Turning Limestone into Lime Steel Foundations
Limestone is a sedimentary rock of calcium carbonate (CaCO3) and is composed mainly of the two minerals calcite and aragonite.
It is extracted from the earth’s crust either by underground shaft mining or open-pit mining at ground level. Depending on the limestone’s degree of purity, it may also contain impurities such as silica, clay, silt, and sand. As mined, limestone requires refinement prior to use in the steelmaking and ironmaking processes to react properly. Limestone fines are also used in the production of sinter and direct-reduced iron.
To be useful in the steelmaking and ironmaking processes, limestone is heated in a rotary lime kiln to create what is called “burnt” lime, or calcium oxide (CaO). Limestone is charged at the cold end of the lime kiln and as the cylindrical kiln rotates, it falls toward the burner end. As the limestone travels through the kiln, the burner heats the limestone to remove the carbon and some of the oxygen, transforming it into lime. Upon exiting the kiln, the “burnt” lime is cooled, screened, and sized for use in the next steps of the steelmaking process.

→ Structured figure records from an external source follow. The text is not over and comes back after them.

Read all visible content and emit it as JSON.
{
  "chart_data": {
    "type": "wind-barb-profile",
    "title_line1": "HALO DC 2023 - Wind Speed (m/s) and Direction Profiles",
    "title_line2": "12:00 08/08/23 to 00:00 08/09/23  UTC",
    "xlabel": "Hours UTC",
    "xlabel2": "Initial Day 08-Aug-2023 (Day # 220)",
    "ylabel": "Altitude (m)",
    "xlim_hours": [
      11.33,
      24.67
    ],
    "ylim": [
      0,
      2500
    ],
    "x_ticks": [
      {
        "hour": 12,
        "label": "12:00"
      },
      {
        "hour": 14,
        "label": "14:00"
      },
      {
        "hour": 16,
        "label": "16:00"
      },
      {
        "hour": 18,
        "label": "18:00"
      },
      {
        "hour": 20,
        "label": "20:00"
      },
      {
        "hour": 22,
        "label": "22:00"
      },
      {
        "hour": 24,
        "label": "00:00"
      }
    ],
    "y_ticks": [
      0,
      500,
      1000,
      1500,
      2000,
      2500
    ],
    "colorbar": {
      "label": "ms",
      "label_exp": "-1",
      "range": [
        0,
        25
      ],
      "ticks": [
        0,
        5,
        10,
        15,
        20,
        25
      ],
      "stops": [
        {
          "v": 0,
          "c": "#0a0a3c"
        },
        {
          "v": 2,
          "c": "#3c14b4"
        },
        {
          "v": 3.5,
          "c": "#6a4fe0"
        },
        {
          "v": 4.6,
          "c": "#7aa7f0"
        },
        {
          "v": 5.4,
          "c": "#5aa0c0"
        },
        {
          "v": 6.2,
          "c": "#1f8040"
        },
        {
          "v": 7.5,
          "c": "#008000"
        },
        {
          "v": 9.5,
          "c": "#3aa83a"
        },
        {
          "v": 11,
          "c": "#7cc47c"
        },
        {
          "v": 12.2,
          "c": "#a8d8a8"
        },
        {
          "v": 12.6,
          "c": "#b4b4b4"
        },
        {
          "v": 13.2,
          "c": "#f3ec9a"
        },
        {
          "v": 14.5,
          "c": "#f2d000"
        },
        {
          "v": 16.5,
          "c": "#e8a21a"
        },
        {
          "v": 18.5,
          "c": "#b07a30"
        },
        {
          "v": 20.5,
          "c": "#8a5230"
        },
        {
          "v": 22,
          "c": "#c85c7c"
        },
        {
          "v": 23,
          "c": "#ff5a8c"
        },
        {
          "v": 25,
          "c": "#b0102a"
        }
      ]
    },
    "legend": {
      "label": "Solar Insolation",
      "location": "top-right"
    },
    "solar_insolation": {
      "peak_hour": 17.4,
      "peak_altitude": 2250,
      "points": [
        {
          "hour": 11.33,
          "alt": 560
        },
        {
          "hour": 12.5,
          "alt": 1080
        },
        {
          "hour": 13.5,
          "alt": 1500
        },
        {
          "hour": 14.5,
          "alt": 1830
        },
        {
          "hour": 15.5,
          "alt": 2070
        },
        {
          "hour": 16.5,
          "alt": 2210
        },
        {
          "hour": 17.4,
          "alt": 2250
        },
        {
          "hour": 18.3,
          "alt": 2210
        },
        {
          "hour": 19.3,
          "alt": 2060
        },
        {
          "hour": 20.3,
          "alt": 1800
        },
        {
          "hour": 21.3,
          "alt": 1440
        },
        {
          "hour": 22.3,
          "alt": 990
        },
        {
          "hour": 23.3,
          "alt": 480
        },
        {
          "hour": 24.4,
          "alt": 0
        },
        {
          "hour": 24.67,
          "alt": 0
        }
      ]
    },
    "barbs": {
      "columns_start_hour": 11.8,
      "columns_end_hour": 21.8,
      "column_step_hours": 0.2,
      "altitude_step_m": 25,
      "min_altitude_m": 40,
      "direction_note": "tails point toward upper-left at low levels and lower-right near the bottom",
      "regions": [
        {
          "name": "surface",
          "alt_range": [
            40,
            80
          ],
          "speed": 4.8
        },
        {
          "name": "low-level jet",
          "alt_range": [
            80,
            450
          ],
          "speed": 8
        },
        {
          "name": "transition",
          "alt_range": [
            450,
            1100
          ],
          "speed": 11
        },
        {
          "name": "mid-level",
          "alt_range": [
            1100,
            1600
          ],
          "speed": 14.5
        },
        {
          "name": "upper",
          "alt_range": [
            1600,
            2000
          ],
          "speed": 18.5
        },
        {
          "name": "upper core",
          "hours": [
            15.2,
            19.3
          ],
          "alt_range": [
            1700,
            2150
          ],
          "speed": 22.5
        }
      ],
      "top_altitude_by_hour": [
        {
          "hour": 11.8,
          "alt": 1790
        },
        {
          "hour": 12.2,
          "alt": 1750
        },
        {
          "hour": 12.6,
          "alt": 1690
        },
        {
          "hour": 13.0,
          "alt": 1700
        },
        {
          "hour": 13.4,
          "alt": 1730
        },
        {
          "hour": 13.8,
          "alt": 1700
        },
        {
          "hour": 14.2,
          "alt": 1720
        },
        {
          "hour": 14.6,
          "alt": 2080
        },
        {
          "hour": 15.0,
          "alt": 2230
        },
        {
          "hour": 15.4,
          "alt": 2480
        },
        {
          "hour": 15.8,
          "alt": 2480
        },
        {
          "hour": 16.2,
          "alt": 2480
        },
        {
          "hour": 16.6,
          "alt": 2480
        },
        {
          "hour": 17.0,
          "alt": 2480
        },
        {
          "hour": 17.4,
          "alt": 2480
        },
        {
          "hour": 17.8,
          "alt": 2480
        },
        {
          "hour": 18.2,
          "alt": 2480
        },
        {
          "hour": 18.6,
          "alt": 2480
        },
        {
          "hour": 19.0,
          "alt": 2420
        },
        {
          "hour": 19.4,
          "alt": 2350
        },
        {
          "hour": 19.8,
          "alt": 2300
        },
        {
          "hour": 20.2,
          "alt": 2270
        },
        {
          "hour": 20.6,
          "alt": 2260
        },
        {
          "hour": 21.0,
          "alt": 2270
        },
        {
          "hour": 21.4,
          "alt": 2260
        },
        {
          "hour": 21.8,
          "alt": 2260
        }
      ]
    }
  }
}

During the blast furnace step of the iron making process, burnt lime is used as the flux material for slag production. Slag and the lime in it are extremely reactive and they collect impurities from the hot metal, such as oxides, inclusions, phosphorus, and sulfur.
Dolomitic lime is a special type of limestone that contains a high amount of magnesium oxide (MgO). Magnesium oxide is a critical component in steelmaking slags because it creates the proper slag chemistry, further increasing the slag’s ability to absorb impurities and enhancing the quality and composition of the steel.